第3話 みなも
8月が始まった。連日の猛暑と冷房の寒暖差にやられ、先日息抜きに行ったライブで風邪をもらったらしい。
元々避暑として予定していた河口湖旅行に来たはいいが、激しい咳と鼻詰まりに苦しむ羽目になった。
近くに病院はなく、そもそも電車とバスを乗り継いで来たため、車もない。ひとまず食欲はあるからバーベキューは楽しめた。しかし、いつものように会話を楽しむ元気はなく、比較的沈黙が多かった。
友人達も私の日々悪化する病状を心配し、特にノリが悪いなどの悪態を吐くことは全くなく、むしろあれこれと気を遣ってくれた。
2泊3日全行程で晴れたが、夏らしい通り雨にも見舞われた。さっと激しい雨が過ぎ去った後、夕方の夏らしい空に虹がかかった。
私は新鮮な空気を療養として吸うために、夕方は湖畔を歩いた。陽が傾く中で水面が輝き、野鳥や魚の動きでときどき歪んだ。
しんとした自然の中にいると、都会の忙しなさを忘れる。そして有り余る時間の中で、江藤さんのことを思い出した。
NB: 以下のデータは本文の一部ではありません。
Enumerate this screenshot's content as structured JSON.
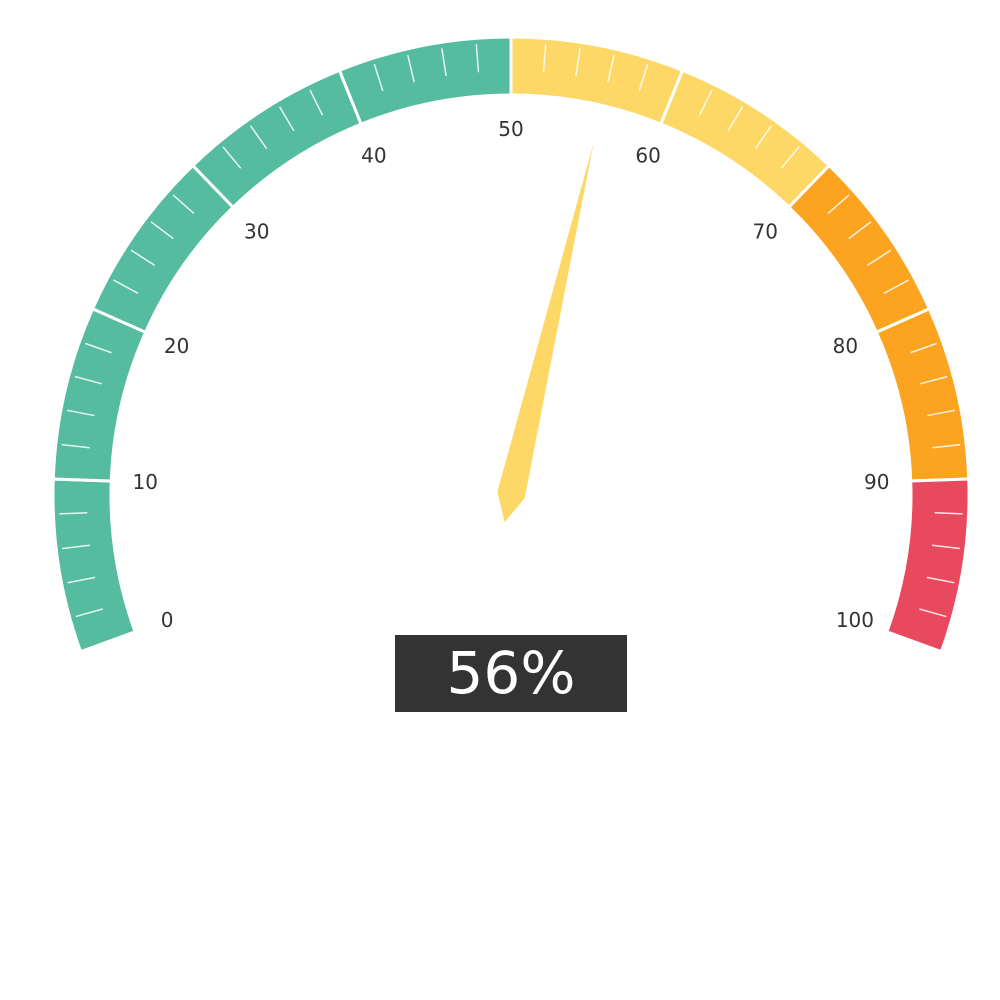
{
  "chart_data": {
    "type": "gauge",
    "min": 0,
    "max": 100,
    "value": 56,
    "value_label": "56%",
    "major_tick_labels": [
      "0",
      "10",
      "20",
      "30",
      "40",
      "50",
      "60",
      "70",
      "80",
      "90",
      "100"
    ],
    "major_step": 10,
    "minor_step": 2,
    "bands": [
      {
        "from": 0,
        "to": 50,
        "color": "#55bc9f"
      },
      {
        "from": 50,
        "to": 70,
        "color": "#fed867"
      },
      {
        "from": 70,
        "to": 90,
        "color": "#fca41f"
      },
      {
        "from": 90,
        "to": 100,
        "color": "#e8495e"
      }
    ],
    "needle_color": "#fed867",
    "value_box_color": "#333333"
  }
}
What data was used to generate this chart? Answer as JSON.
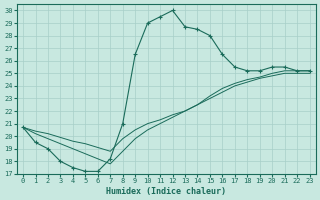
{
  "xlabel": "Humidex (Indice chaleur)",
  "bg_color": "#c8e8e0",
  "line_color": "#1a6b5a",
  "grid_color": "#a8cfc8",
  "xlim": [
    -0.5,
    23.5
  ],
  "ylim": [
    17,
    30.5
  ],
  "xticks": [
    0,
    1,
    2,
    3,
    4,
    5,
    6,
    7,
    8,
    9,
    10,
    11,
    12,
    13,
    14,
    15,
    16,
    17,
    18,
    19,
    20,
    21,
    22,
    23
  ],
  "yticks": [
    17,
    18,
    19,
    20,
    21,
    22,
    23,
    24,
    25,
    26,
    27,
    28,
    29,
    30
  ],
  "line1_x": [
    0,
    1,
    2,
    3,
    4,
    5,
    6,
    7,
    8,
    9,
    10,
    11,
    12,
    13,
    14,
    15,
    16,
    17,
    18,
    19,
    20,
    21,
    22,
    23
  ],
  "line1_y": [
    20.7,
    19.5,
    19.0,
    18.0,
    17.5,
    17.2,
    17.2,
    18.2,
    21.0,
    26.5,
    29.0,
    29.5,
    30.0,
    28.7,
    28.5,
    28.0,
    26.5,
    25.5,
    25.2,
    25.2,
    25.5,
    25.5,
    25.2,
    25.2
  ],
  "line2_x": [
    0,
    1,
    2,
    3,
    4,
    5,
    6,
    7,
    8,
    9,
    10,
    11,
    12,
    13,
    14,
    15,
    16,
    17,
    18,
    19,
    20,
    21,
    22,
    23
  ],
  "line2_y": [
    20.7,
    20.4,
    20.2,
    19.9,
    19.6,
    19.4,
    19.1,
    18.8,
    19.8,
    20.5,
    21.0,
    21.3,
    21.7,
    22.0,
    22.5,
    23.0,
    23.5,
    24.0,
    24.3,
    24.6,
    24.8,
    25.0,
    25.0,
    25.0
  ],
  "line3_x": [
    0,
    1,
    2,
    3,
    4,
    5,
    6,
    7,
    8,
    9,
    10,
    11,
    12,
    13,
    14,
    15,
    16,
    17,
    18,
    19,
    20,
    21,
    22,
    23
  ],
  "line3_y": [
    20.7,
    20.2,
    19.8,
    19.4,
    19.0,
    18.6,
    18.2,
    17.8,
    18.8,
    19.8,
    20.5,
    21.0,
    21.5,
    22.0,
    22.5,
    23.2,
    23.8,
    24.2,
    24.5,
    24.7,
    25.0,
    25.2,
    25.2,
    25.2
  ]
}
休暇に入り、暫く見かけていない。会いたい。しかし、そう思って彼の眼差しや表情を思い出そうとすればするほど、瞼の裏の彼は滲んでゆき、日に日に輪郭から顔の細部まで分からなくなっていった。
この現象に苦しみ、少しでも、私の創造の彼で良いから一目みたいと、私は目をきつく閉じたり、水面に意識を集中させ、そこに彼が映るように願った。
旅から戻ると熱が出た。回復するどころか、発症から1週間経ち、非常に辛い状態になってしまった。
私は休暇に追加する形で休みを取り、小康状態になり、家事を一通りこなして和樹の世話にならないようになってから復帰した。
あまりに久々に会社に出ることにやたら緊張し、そっとドアを開けた。入ってすぐに視界の左端に彼の姿がうつった。
ずっと切望していた人が目の前にいた。私には目もくれず働いていたが、それでも十分だった。反対側に回り、私が席に着くと、ようやく久々に出勤した私に気づき、少し視線を感じた。
夏休みを取る人が多い時期で、あまり人数はいなかった。静かな部屋にキーボードを打つ音や、誰かが歩くたびに床が鳴る音がする。
滲んで消えかけていた彼の輪郭がはっきりと戻り、私はこの機会を逃すまいと、遠巻きに彼を見つめた。
鍛えられた程よい筋肉質の体躯、日焼けした肌と整った指先、男らしい喉やすっと高い鼻筋、薄い唇が時々描く綺麗な弧、切れ長で笑うと細くなる目。
遠くから見ているのに、まるで視力が良くなったかのように、細部までしっかり印象づいた。
数日前の湖畔の水音が耳にこだましている。朦朧とする意識の中で、水面に広がる模様、切ない音楽に呼応するかのように募る彼への思い。
思い出すだけで涙が滲んだ。職場にいることを忘れてしまいそうだった。目線の先に彼がいること、それがかろうじて私を現実に引き止めていた。